The Federation of the European Biochemical Societies (FEBS) is an international scientific society promoting activities in biochemistry, molecular biology and related research areas in Europe and neighbouring regions. It was founded in 1964 and includes over 35,000 members across 39 Constituent Societies.

== Present activities ==
FEBS activities include: publishing journals; providing grants for scientific meetings such as an annual Congress, Young Scientists' Forum and FEBS Advanced Courses; offering travel awards to early-stage scientists to participate in these events; offering research Fellowships for pre- and post-doctoral bioscientists; promoting molecular life science education; encouraging integration of scientists working in economically disadvantaged countries of the FEBS area; and awarding prizes and medals for research excellence. FEBS collaborates with related scientific societies such as its Constituent Societies, the International Union of Biochemistry and Molecular Biology (IUBMB) and the European Molecular Biology Organization (EMBO).

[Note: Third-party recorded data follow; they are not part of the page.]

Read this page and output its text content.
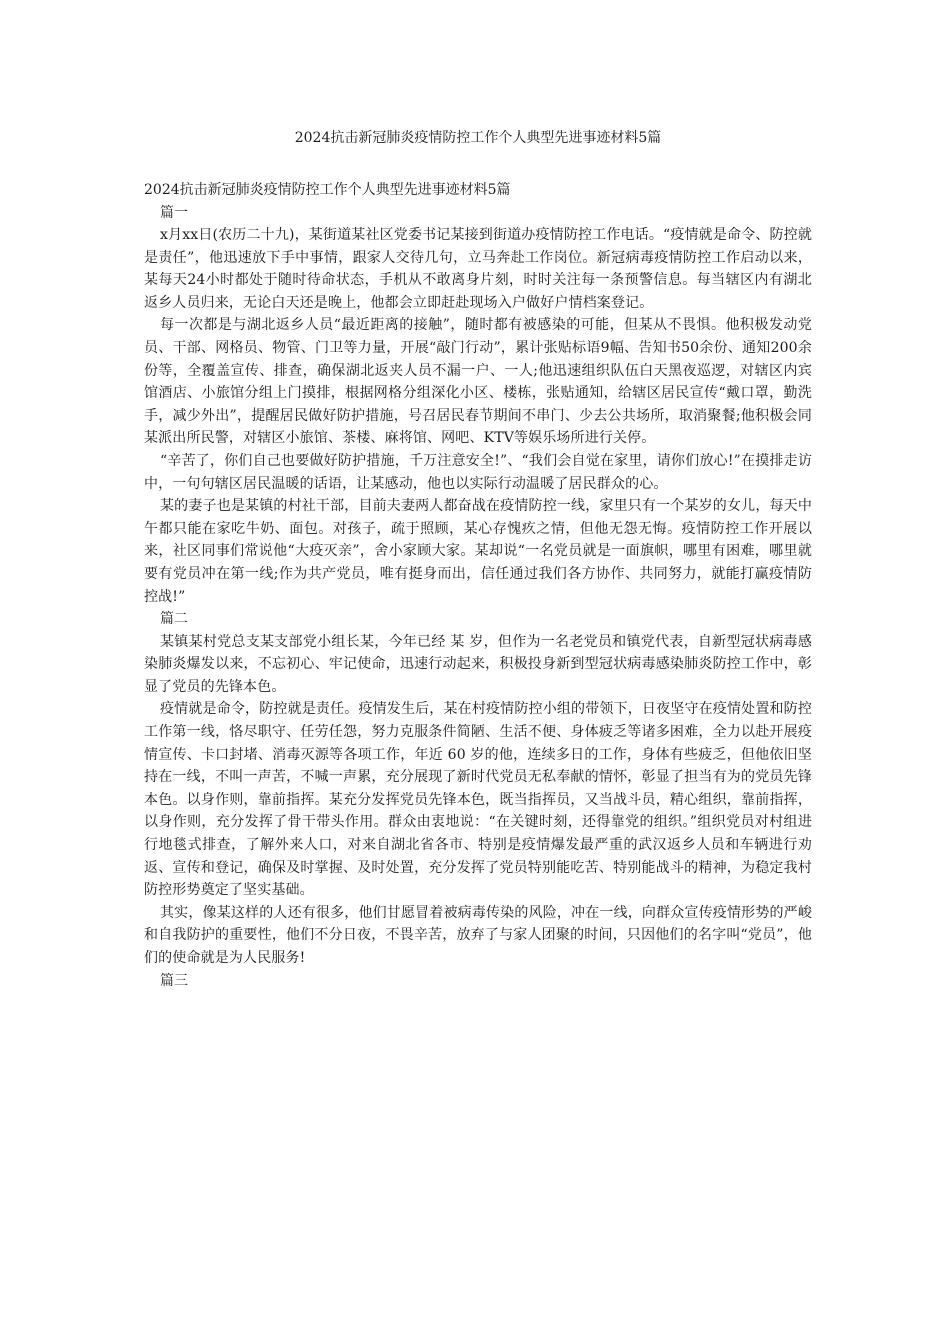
2024抗击新冠肺炎疫情防控工作个人典型先进事迹材料5篇

2024抗击新冠肺炎疫情防控工作个人典型先进事迹材料5篇

篇一

x月xx日(农历二十九)，某街道某社区党委书记某接到街道办疫情防控工作电话。“疫情就是命令、防控就是责任”，他迅速放下手中事情，跟家人交待几句，立马奔赴工作岗位。新冠病毒疫情防控工作启动以来，某每天24小时都处于随时待命状态，手机从不敢离身片刻，时时关注每一条预警信息。每当辖区内有湖北返乡人员归来，无论白天还是晚上，他都会立即赶赴现场入户做好户情档案登记。

每一次都是与湖北返乡人员“最近距离的接触”，随时都有被感染的可能，但某从不畏惧。他积极发动党员、干部、网格员、物管、门卫等力量，开展“敲门行动”，累计张贴标语9幅、告知书50余份、通知200余份等，全覆盖宣传、排查，确保湖北返夹人员不漏一户、一人;他迅速组织队伍白天黑夜巡逻，对辖区内宾馆酒店、小旅馆分组上门摸排，根据网格分组深化小区、楼栋，张贴通知，给辖区居民宣传“戴口罩，勤洗手，减少外出”，提醒居民做好防护措施，号召居民春节期间不串门、少去公共场所，取消聚餐;他积极会同某派出所民警，对辖区小旅馆、茶楼、麻将馆、网吧、KTV等娱乐场所进行关停。

“辛苦了，你们自己也要做好防护措施，千万注意安全!”、“我们会自觉在家里，请你们放心!”在摸排走访中，一句句辖区居民温暖的话语，让某感动，他也以实际行动温暖了居民群众的心。

某的妻子也是某镇的村社干部，目前夫妻两人都奋战在疫情防控一线，家里只有一个某岁的女儿，每天中午都只能在家吃牛奶、面包。对孩子，疏于照顾，某心存愧疚之情，但他无怨无悔。疫情防控工作开展以来，社区同事们常说他“大疫灭亲”，舍小家顾大家。某却说“一名党员就是一面旗帜，哪里有困难，哪里就要有党员冲在第一线;作为共产党员，唯有挺身而出，信任通过我们各方协作、共同努力，就能打赢疫情防控战!”

篇二

某镇某村党总支某支部党小组长某，今年已经 某 岁，但作为一名老党员和镇党代表，自新型冠状病毒感染肺炎爆发以来，不忘初心、牢记使命，迅速行动起来，积极投身新到型冠状病毒感染肺炎防控工作中，彰显了党员的先锋本色。

疫情就是命令，防控就是责任。疫情发生后，某在村疫情防控小组的带领下，日夜坚守在疫情处置和防控工作第一线，恪尽职守、任劳任怨，努力克服条件简陋、生活不便、身体疲乏等诸多困难，全力以赴开展疫情宣传、卡口封堵、消毒灭源等各项工作，年近 60 岁的他，连续多日的工作，身体有些疲乏，但他依旧坚持在一线，不叫一声苦，不喊一声累，充分展现了新时代党员无私奉献的情怀，彰显了担当有为的党员先锋本色。以身作则，靠前指挥。某充分发挥党员先锋本色，既当指挥员，又当战斗员，精心组织，靠前指挥，以身作则，充分发挥了骨干带头作用。群众由衷地说：“在关键时刻，还得靠党的组织。”组织党员对村组进行地毯式排查，了解外来人口，对来自湖北省各市、特别是疫情爆发最严重的武汉返乡人员和车辆进行劝返、宣传和登记，确保及时掌握、及时处置，充分发挥了党员特别能吃苦、特别能战斗的精神，为稳定我村防控形势奠定了坚实基础。

其实，像某这样的人还有很多，他们甘愿冒着被病毒传染的风险，冲在一线，向群众宣传疫情形势的严峻和自我防护的重要性，他们不分日夜，不畏辛苦，放弃了与家人团聚的时间，只因他们的名字叫“党员”，他们的使命就是为人民服务!

篇三
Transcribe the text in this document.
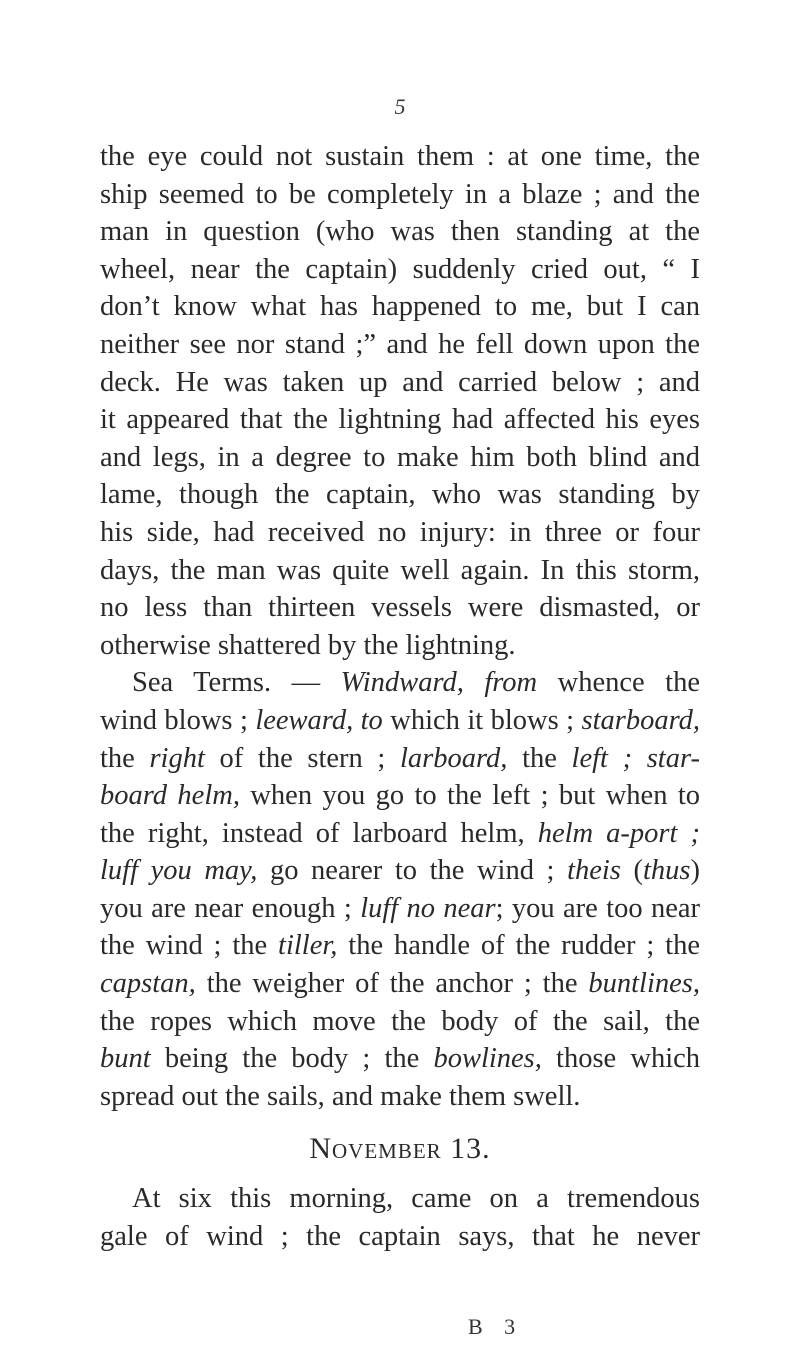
5
the eye could not sustain them : at one time, the
ship seemed to be completely in a blaze ; and the
man in question (who was then standing at the
wheel, near the captain) suddenly cried out, “ I
don’t know what has happened to me, but I can
neither see nor stand ;” and he fell down upon the
deck. He was taken up and carried below ; and
it appeared that the lightning had affected his eyes
and legs, in a degree to make him both blind and
lame, though the captain, who was standing by
his side, had received no injury: in three or four
days, the man was quite well again. In this storm,
no less than thirteen vessels were dismasted, or
otherwise shattered by the lightning.
Sea Terms. — Windward, from whence the
wind blows ; leeward, to which it blows ; starboard,
the right of the stern ; larboard, the left ; star-
board helm, when you go to the left ; but when to
the right, instead of larboard helm, helm a-port ;
luff you may, go nearer to the wind ; theis (thus)
you are near enough ; luff no near; you are too near
the wind ; the tiller, the handle of the rudder ; the
capstan, the weigher of the anchor ; the buntlines,
the ropes which move the body of the sail, the
bunt being the body ; the bowlines, those which
spread out the sails, and make them swell.
November 13.
At six this morning, came on a tremendous
gale of wind ; the captain says, that he never
B 3
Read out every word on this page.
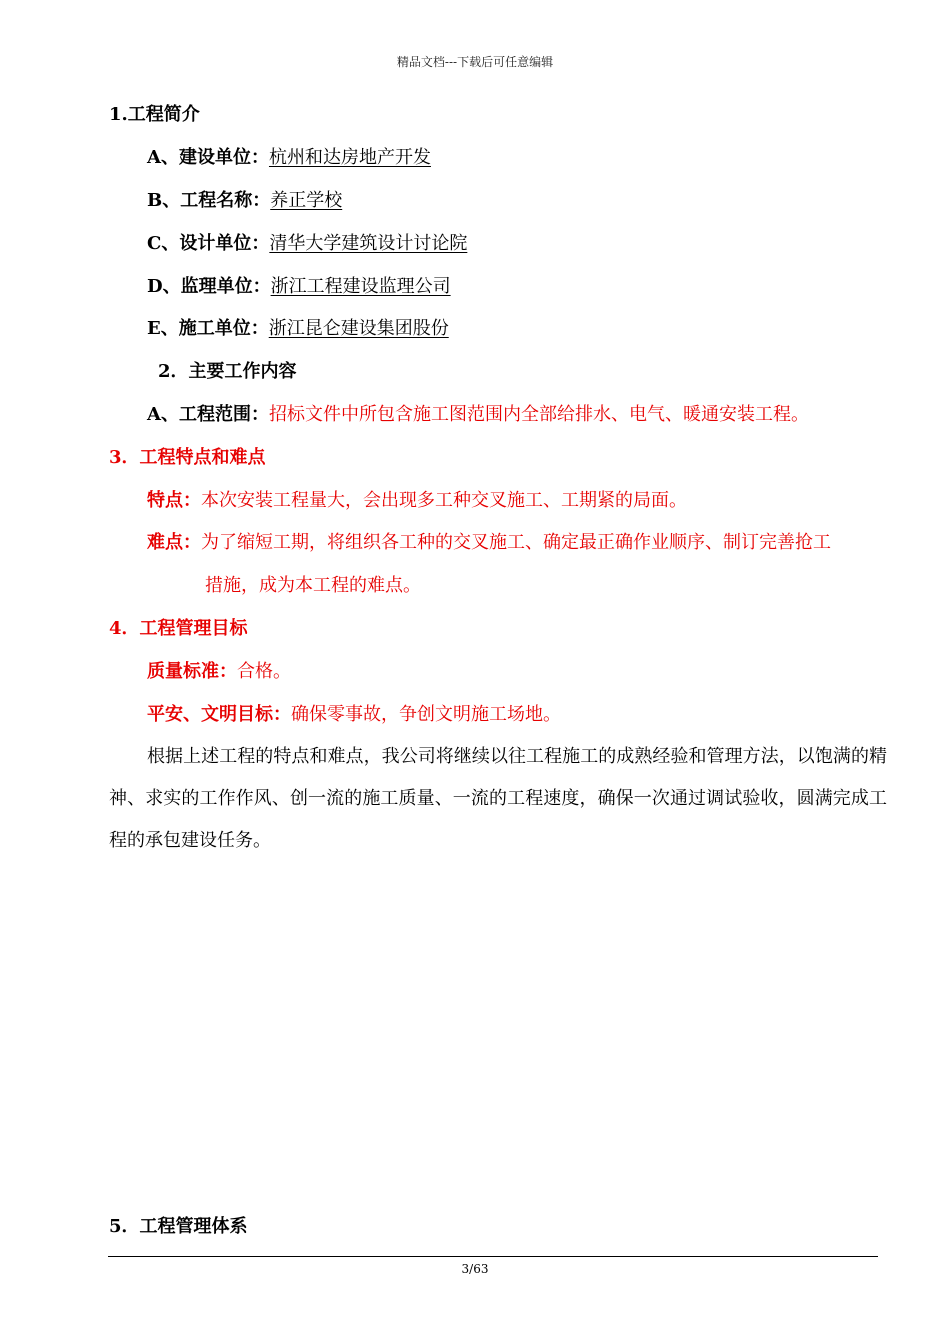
精品文档---下载后可任意编辑
1.工程简介
A、建设单位：杭州和达房地产开发
B、工程名称：养正学校
C、设计单位：清华大学建筑设计讨论院
D、监理单位：浙江工程建设监理公司
E、施工单位：浙江昆仑建设集团股份
2．主要工作内容
A、工程范围：招标文件中所包含施工图范围内全部给排水、电气、暖通安装工程。
3．工程特点和难点
特点：本次安装工程量大，会出现多工种交叉施工、工期紧的局面。
难点：为了缩短工期，将组织各工种的交叉施工、确定最正确作业顺序、制订完善抢工
措施，成为本工程的难点。
4．工程管理目标
质量标准：合格。
平安、文明目标：确保零事故，争创文明施工场地。
根据上述工程的特点和难点，我公司将继续以往工程施工的成熟经验和管理方法，以饱满的精神、求实的工作作风、创一流的施工质量、一流的工程速度，确保一次通过调试验收，圆满完成工程的承包建设任务。
5．工程管理体系
3/63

Awards presented by FEBS include the Sir Hans Krebs Medal, the FEBS/EMBO Women in Science Award (presented jointly with EMBO), the Datta medal and the Theodor Bücher medal.

== Journals ==
FEBS publishes four scientific journals: The FEBS Journal, FEBS Letters, Molecular Oncology and FEBS Open Bio. The FEBS Journal was previously entitled the European Journal of Biochemistry. Molecular Oncology and FEBS Open Bio are open-access journals.